La mansión estaba ahora vacía, silenciosa y custodiada por patrullas. En los exteriores aún quedaban rastros del caos: cuerpos detenidos, gritos de los que intentaban escapar, y luces rojas y azules rebotando entre los vitrales como si los demonios danzaran aún en las paredes.

Pero dentro de aquel silencio, quedaba una extraña calma.

Una calma de victoria.

Ryan, Ruth, Gabriela, Malena y Rebeca estaban fuera, entre la brisa húmeda de la madrugada, con un aire de celebración contenido en sus gestos. Los principales líderes del culto habían sido arrestados, especialmente Apolonia y el sumo sacerdote, y aunque la batalla había sido larga, al fin podían decir que todo había terminado… o casi.
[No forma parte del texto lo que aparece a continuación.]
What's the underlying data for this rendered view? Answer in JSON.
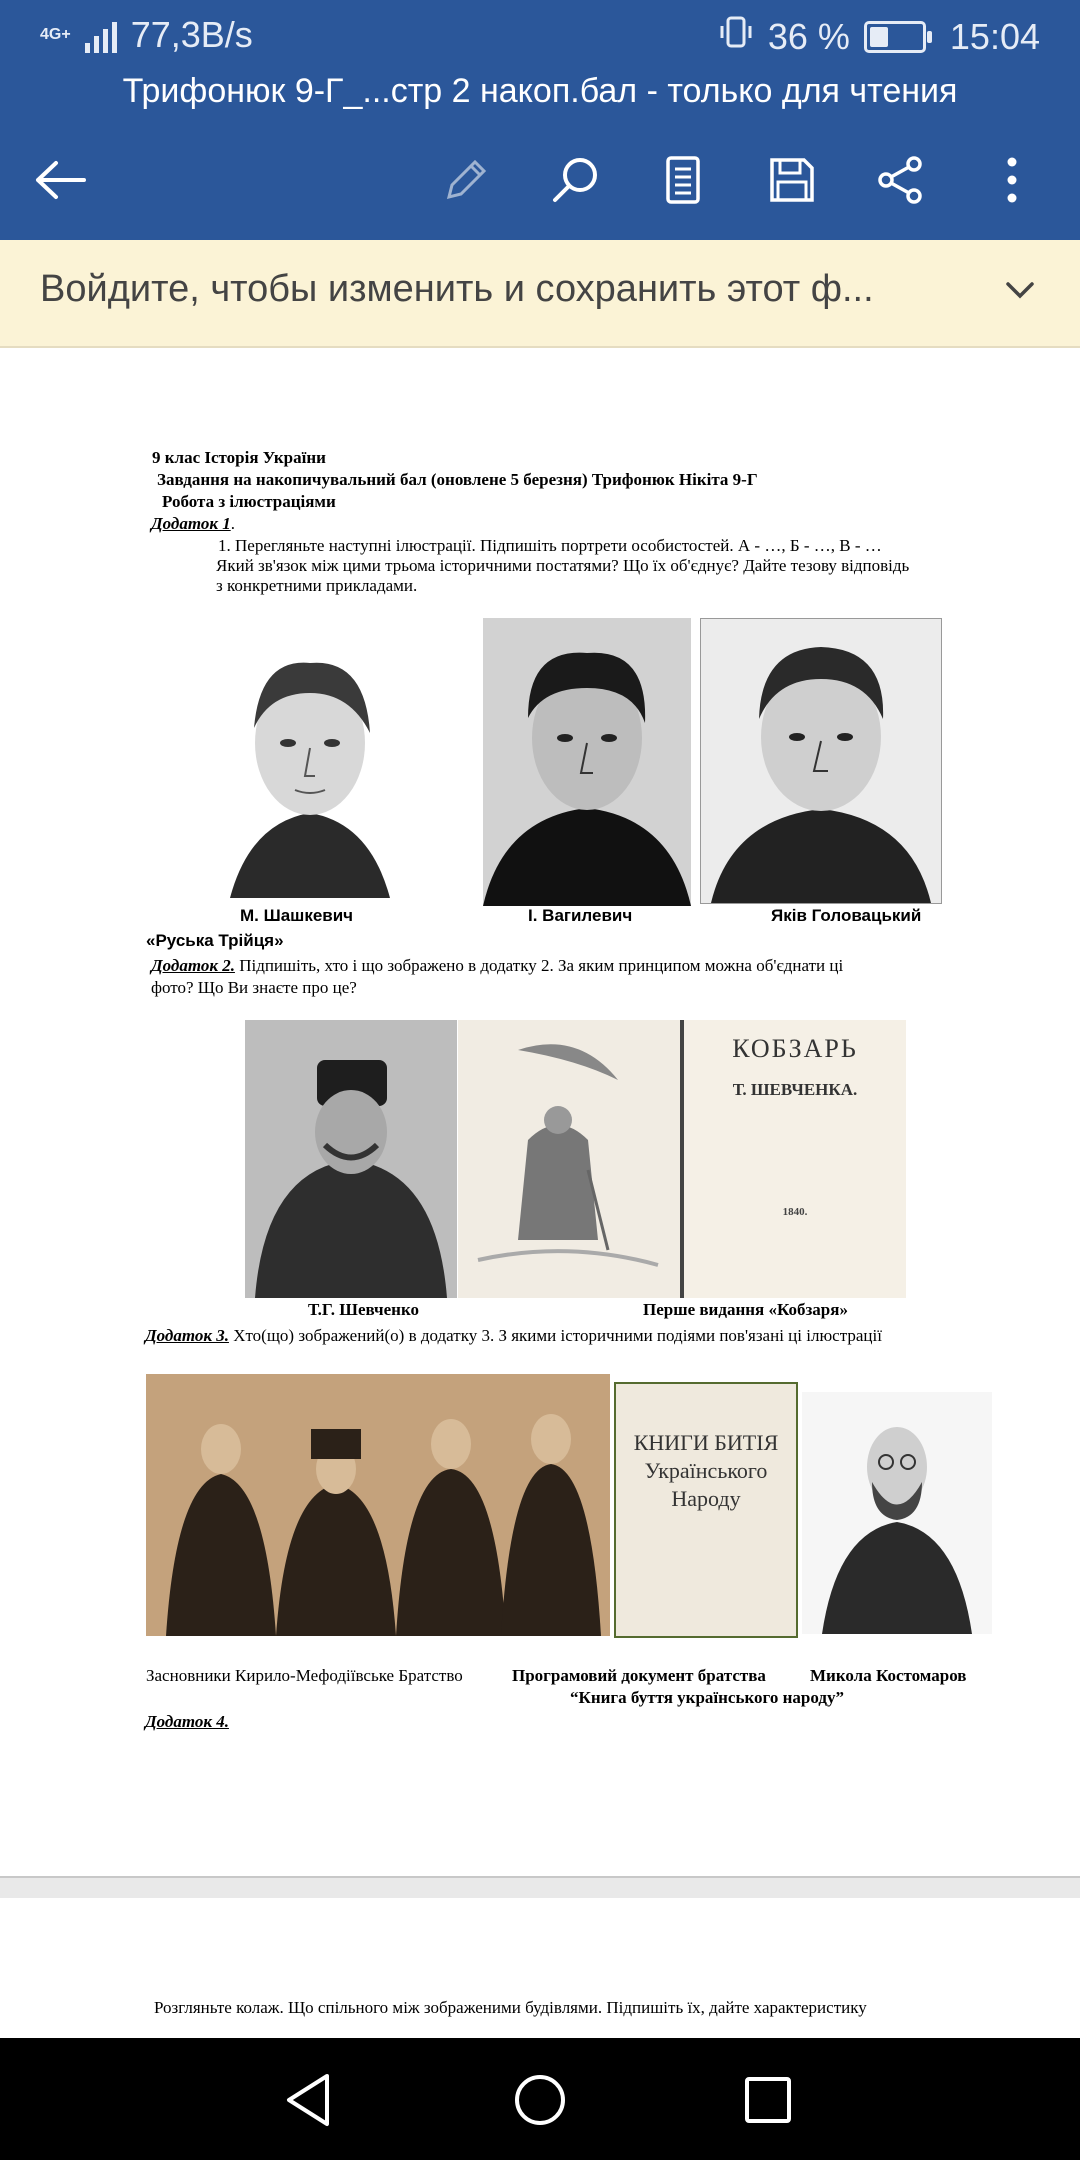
{
  "status_bar": {
    "network_label": "4G+",
    "net_speed": "77,3B/s",
    "battery_pct": "36 %",
    "battery_level": 0.36,
    "time": "15:04"
  },
  "app": {
    "title": "Трифонюк 9-Г_...стр 2 накоп.бал - только для чтения",
    "toolbar_icons": [
      "back-arrow-icon",
      "pencil-icon",
      "search-icon",
      "reading-view-icon",
      "save-icon",
      "share-icon",
      "more-icon"
    ]
  },
  "banner": {
    "text": "Войдите, чтобы изменить и сохранить этот ф..."
  },
  "doc": {
    "line1": "9 клас  Історія України",
    "line2": "Завдання на накопичувальний бал (оновлене 5 березня) Трифонюк Нікіта 9-Г",
    "line3": "Робота з ілюстраціями",
    "add1_label": "Додаток 1",
    "add1_dot": ".",
    "add1_text1": "1.    Перегляньте наступні ілюстрації. Підпишіть портрети особистостей. А - …, Б - …, В - …",
    "add1_text2": "Який зв'язок між цими трьома історичними постатями? Що їх об'єднує? Дайте тезову відповідь",
    "add1_text3": "з конкретними прикладами.",
    "cap1": "М. Шашкевич",
    "cap2": "І. Вагилевич",
    "cap3": "Яків Головацький",
    "group_label": "«Руська Трійця»",
    "add2_label": "Додаток 2.",
    "add2_text1": " Підпишіть, хто і що зображено в додатку 2. За яким принципом можна об'єднати ці",
    "add2_text2": "фото? Що Ви знаєте про це?",
    "book1_title": "КОБЗАРЬ",
    "book1_author": "Т. ШЕВЧЕНКА.",
    "book1_year": "1840.",
    "cap4": "Т.Г. Шевченко",
    "cap5": "Перше видання «Кобзаря»",
    "add3_label": "Додаток 3.",
    "add3_text": " Хто(що) зображений(о) в додатку 3.  З якими історичними подіями пов'язані ці ілюстрації",
    "book2_title": "КНИГИ БИТІЯ Українського Народу",
    "cap6": "Засновники  Кирило-Мефодіївське Братство",
    "cap7": "Програмовий документ братства",
    "cap8": "Микола Костомаров",
    "cap9": "“Книга буття українського народу”",
    "add4_label": "Додаток 4.",
    "page2_text": "Розгляньте колаж. Що спільного між зображеними будівлями. Підпишіть їх, дайте характеристику"
  },
  "nav_bar": {
    "icons": [
      "back-triangle-icon",
      "home-circle-icon",
      "recents-square-icon"
    ]
  }
}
Rebeca, descalza y aún temblorosa, caminaba apoyada del brazo de Ryan. Su cuerpo seguía afectado por los residuos del cóctel de drogas que le habían administrado, y sus ojos, aunque abiertos, parecían no estar completamente presentes. Y entonces, de pronto, se desplomó.

—¡Rebeca! —gritó Ryan atrapándola antes de que golpeara el suelo.

El pánico se apoderó de todos. Ruth corrió a sostenerle la cabeza mientras Malena llamaba a emergencias. Gabriela, con el pulso aún frío por los interrogatorios anteriores, tomó su pulso y revisó su respiración.

Minutos después, una ambulancia llegó a toda velocidad. Ryan, con la voz rota por la culpa, le pidió a Ruth:

—Por favor, acompáñala. Quédate con ella. Protégela. Yo iré más tarde… aún tengo asuntos pendientes.

Ruth asintió y subió con Rebeca a la ambulancia, sin soltar la mano ni un segundo.

Más tarde, en la sede de la policía, el clima era otro.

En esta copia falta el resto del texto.